What Is Absence Management?
Absence management monitors and addresses employee absence to maintain productivity and wellbeing. Learn the key metrics and approaches.
Key Takeaways
- The UK average sickness absence rate is approximately 5.7 days per employee per year
- The Bradford Factor measures the disruptive effect of frequent short-term absences
- Return to work interviews are the most effective tool for managing and reducing short-term absence
- Mental health is now the leading cause of long-term sickness absence in the UK
What absence management is
Absence management is the process of monitoring, responding to, and seeking to reduce employee absence — both short-term (illness, personal appointments) and long-term (extended sickness). It sits at the intersection of performance management, employee wellbeing, and employment law. Unmanaged absence is costly: the CIPD estimates average sickness absence costs UK employers approximately £700 per employee per year in direct costs, with significant additional indirect costs in lost productivity and team disruption.
Key absence metrics
Absence rate: total days lost divided by total working days available, multiplied by 100. The UK average is approximately 2.6% (5.7 days per employee per year). Absence frequency rate: the number of distinct absence incidents in a period — high frequency of short absences is often more disruptive than a single long absence. The Bradford Factor formula (B = S² × D, where S = number of absence spells and D = total days lost) gives a numerical score to the disruption of frequent short-term absences relative to a single long absence.
Return to work interviews
Research consistently shows that return to work (RTW) interviews — brief, supportive conversations between a manager and an employee when they return from any sickness absence — are the single most effective tool for reducing short-term absence rates. They are not interrogations. The purpose is to welcome the employee back, understand whether anything at work contributed to the absence, identify any adjustments that would help, and ensure the employee is fit to return. The act of knowing a conversation will happen on return is itself a deterrent to non-genuine absence.

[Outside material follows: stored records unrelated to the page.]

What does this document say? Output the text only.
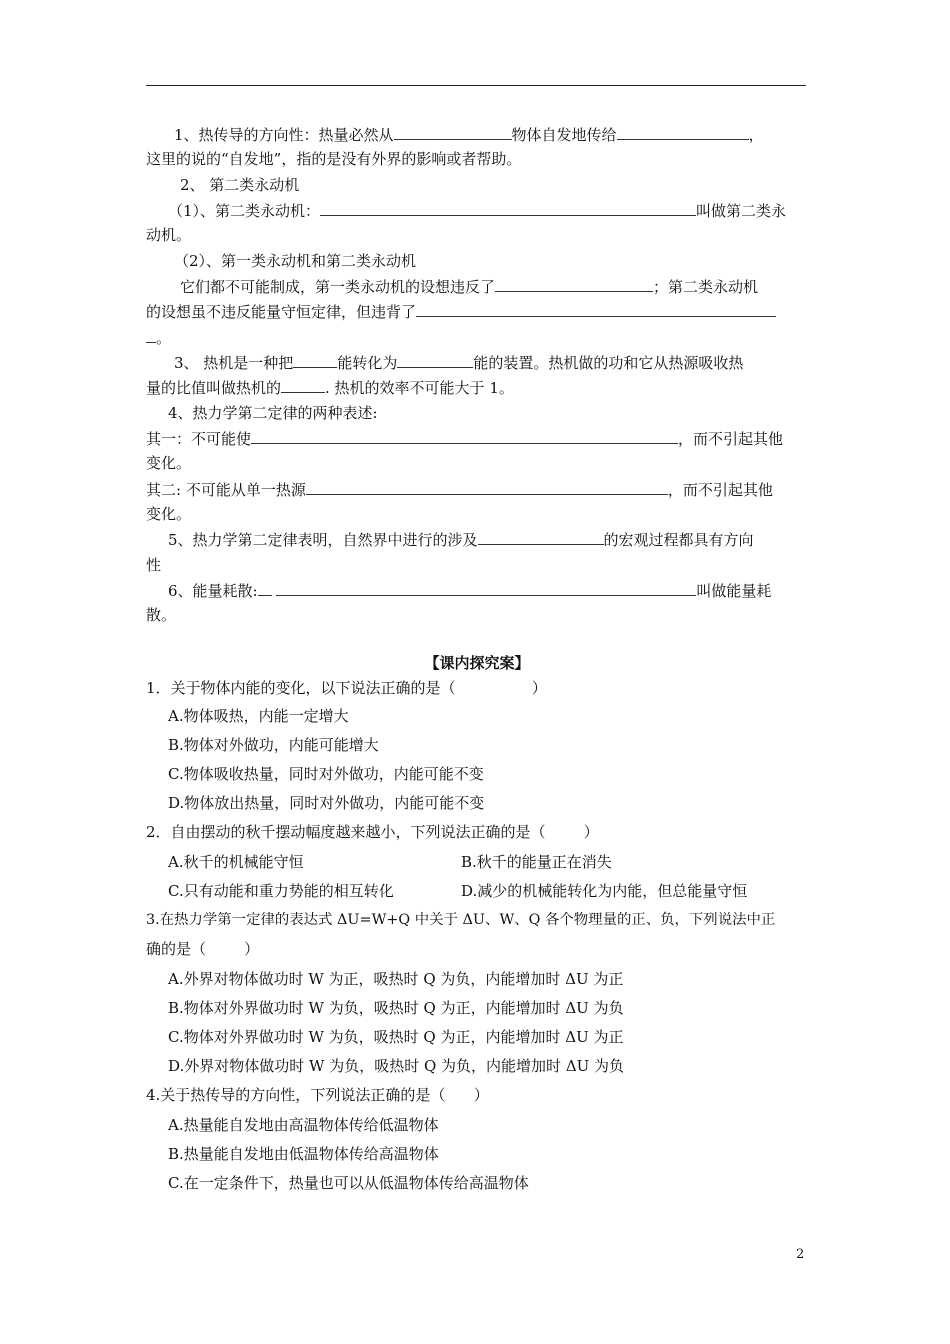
1、热传导的方向性：热量必然从	物体自发地传给	，
这里的说的“自发地”，指的是没有外界的影响或者帮助。
2、 第二类永动机
（1）、第二类永动机：	叫做第二类永
动机。
（2）、第一类永动机和第二类永动机
它们都不可能制成，第一类永动机的设想违反了	；第二类永动机
的设想虽不违反能量守恒定律，但违背了
。
3、 热机是一种把	能转化为	能的装置。热机做的功和它从热源吸收热
量的比值叫做热机的	. 热机的效率不可能大于 1。
4、热力学第二定律的两种表述:
其一：不可能使	，而不引起其他
变化。
其二: 不可能从单一热源	，而不引起其他
变化。
5、热力学第二定律表明，自然界中进行的涉及	的宏观过程都具有方向
性
6、能量耗散:	叫做能量耗
散。
【课内探究案】
1．关于物体内能的变化，以下说法正确的是（                ）
A.物体吸热，内能一定增大
B.物体对外做功，内能可能增大
C.物体吸收热量，同时对外做功，内能可能不变
D.物体放出热量，同时对外做功，内能可能不变
2．自由摆动的秋千摆动幅度越来越小，下列说法正确的是（        ）
A.秋千的机械能守恒	B.秋千的能量正在消失
C.只有动能和重力势能的相互转化	D.减少的机械能转化为内能，但总能量守恒
3.在热力学第一定律的表达式 ΔU=W+Q 中关于 ΔU、W、Q 各个物理量的正、负，下列说法中正
确的是（        ）
A.外界对物体做功时 W 为正，吸热时 Q 为负，内能增加时 ΔU 为正
B.物体对外界做功时 W 为负，吸热时 Q 为正，内能增加时 ΔU 为负
C.物体对外界做功时 W 为负，吸热时 Q 为正，内能增加时 ΔU 为正
D.外界对物体做功时 W 为负，吸热时 Q 为负，内能增加时 ΔU 为负
4.关于热传导的方向性，下列说法正确的是（      ）
A.热量能自发地由高温物体传给低温物体
B.热量能自发地由低温物体传给高温物体
C.在一定条件下，热量也可以从低温物体传给高温物体
2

Long-term sickness absence
Long-term sickness absence (typically defined as absence lasting 4 weeks or more) requires a different approach. Employers should maintain regular, supportive contact with the absent employee. Obtain an occupational health assessment to understand what the employee can and cannot do and what adjustments might enable a return. Explore phased return options — part-time hours or modified duties. Where return to work is not feasible, employers must follow a fair process before dismissal — seeking medical evidence and exploring all reasonable adjustments is required to avoid an unfair dismissal or disability discrimination claim.
Mental health and absence
Mental health conditions are now the leading cause of long-term sickness absence in the UK, accounting for approximately 20% of all working days lost. Addressing mental health absence requires a different approach from physical illness — the cause is often work-related (workload, management style, interpersonal conflict) and may require changes to working conditions, not just medical treatment. Training line managers to have supportive conversations about mental health, offering access to an Employee Assistance Programme (EAP), and genuinely addressing workload and workplace stressors are the most effective preventive measures.